勘違いのはじまり

KH

第1話

○漫画喫茶・外観(夜)

 激しく車が行き交う二車線道路沿い。ワンフロアタイプの建物。


○同・店内・個室ブース・中

 リクライニングシートとパソコンが置いてある個室ブース。そこで漫画を読んでい 

 る学校の制服姿の古賀燈子(17)。机には高く漫画が積まれていて、タイトルは

 同一の少女漫画。燈子、つまらなそうにページをめくっている。


燈子N「恋は勘違いだ」

 燈子、漫画を読み終わり訝しげに表紙を見つめる。無造作に漫画を置くと、パソコ

 ンを立ち上げ、アダルト専門配信動画を開き、ヘッドホンをつけて適当な動画を視

 聴し始める。


燈子N「人を惑わせて、馬鹿にする」

   

 過激なシーンが続く間も眉間に皺を寄せてつまらなそうな顔の燈子。

 そこへ画面の隅に店側からのメールが表示される。内容は、十八歳未満の会員様は

 午後十時までのご利用となります。燈子、軽く舌打ちをして動画を止めて立ち上が 

 る。


○同・廊下・中

 スクールバックとカゴに積まれた漫画を手に個室ブースから出てくる燈子。

 角を曲がると、すぐに焦ったように引き返して隠れる。
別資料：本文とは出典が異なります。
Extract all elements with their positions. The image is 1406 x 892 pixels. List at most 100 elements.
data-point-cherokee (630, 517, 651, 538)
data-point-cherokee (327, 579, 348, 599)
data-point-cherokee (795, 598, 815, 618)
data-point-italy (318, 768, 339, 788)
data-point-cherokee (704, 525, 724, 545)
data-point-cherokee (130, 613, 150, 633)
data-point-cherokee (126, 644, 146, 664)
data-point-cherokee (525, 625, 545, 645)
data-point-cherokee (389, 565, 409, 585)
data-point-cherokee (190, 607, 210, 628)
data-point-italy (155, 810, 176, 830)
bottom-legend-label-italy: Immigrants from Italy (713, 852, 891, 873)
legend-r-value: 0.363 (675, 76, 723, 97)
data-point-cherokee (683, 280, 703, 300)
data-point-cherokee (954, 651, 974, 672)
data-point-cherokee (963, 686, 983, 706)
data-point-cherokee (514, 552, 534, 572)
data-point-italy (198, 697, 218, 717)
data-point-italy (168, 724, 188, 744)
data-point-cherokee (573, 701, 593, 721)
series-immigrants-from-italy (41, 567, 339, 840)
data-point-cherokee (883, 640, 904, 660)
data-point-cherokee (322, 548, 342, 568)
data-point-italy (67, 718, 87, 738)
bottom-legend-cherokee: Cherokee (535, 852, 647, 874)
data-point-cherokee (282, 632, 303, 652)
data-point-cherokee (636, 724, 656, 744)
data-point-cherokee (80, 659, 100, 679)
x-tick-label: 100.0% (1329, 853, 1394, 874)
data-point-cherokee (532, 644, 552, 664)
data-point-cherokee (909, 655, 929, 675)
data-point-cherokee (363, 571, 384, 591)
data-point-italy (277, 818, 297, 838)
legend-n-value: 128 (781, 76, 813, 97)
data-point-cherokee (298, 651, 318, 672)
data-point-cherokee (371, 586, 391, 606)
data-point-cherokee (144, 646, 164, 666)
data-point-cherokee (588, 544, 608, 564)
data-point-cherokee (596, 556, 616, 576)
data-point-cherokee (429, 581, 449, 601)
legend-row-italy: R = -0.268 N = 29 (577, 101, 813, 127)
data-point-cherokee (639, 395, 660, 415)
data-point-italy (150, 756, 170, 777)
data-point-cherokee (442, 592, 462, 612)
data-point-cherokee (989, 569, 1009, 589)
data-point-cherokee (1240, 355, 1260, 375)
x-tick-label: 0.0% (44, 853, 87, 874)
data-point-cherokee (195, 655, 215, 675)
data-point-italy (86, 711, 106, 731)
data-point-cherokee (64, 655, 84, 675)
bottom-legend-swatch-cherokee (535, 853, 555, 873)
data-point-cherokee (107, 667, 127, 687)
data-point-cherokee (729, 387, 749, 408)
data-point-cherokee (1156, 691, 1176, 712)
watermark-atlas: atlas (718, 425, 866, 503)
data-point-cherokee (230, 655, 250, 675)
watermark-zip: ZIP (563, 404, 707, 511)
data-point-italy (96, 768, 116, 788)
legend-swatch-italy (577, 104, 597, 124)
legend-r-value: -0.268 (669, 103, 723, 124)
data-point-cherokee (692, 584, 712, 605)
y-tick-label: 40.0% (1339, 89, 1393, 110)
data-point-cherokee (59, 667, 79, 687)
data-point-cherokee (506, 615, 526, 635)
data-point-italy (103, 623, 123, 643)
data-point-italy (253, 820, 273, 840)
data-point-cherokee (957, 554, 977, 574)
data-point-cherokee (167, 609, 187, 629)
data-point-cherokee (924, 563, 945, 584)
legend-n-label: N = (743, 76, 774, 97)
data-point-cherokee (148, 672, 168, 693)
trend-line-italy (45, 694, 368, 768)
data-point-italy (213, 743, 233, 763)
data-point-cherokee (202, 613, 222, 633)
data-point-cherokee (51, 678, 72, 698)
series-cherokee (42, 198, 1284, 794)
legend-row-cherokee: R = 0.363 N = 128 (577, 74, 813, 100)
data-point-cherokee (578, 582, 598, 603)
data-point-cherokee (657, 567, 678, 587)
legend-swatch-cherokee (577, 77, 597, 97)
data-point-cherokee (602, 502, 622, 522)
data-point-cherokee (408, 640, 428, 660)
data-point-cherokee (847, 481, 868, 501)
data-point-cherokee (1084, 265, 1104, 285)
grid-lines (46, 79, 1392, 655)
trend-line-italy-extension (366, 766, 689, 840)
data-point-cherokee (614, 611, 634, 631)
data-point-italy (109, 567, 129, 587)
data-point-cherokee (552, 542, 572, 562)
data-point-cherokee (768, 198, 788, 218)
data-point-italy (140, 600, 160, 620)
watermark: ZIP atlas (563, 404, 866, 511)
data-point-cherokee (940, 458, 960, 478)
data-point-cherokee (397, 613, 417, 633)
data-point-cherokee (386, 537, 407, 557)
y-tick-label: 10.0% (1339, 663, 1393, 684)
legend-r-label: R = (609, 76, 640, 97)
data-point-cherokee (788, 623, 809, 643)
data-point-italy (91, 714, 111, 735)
そっと角から顔を出して様

 子を伺う燈子。

 そこにはドリンクバーがある棚を整理している店員、束原 護(17)の姿。

 燈子、顔を戻して苛立つようにため息をつく。


燈子N「私は、生まれて初めての勘違いをしている最中だ」


 眼を閉じて、後頭部を壁に軽く打ち付ける燈子。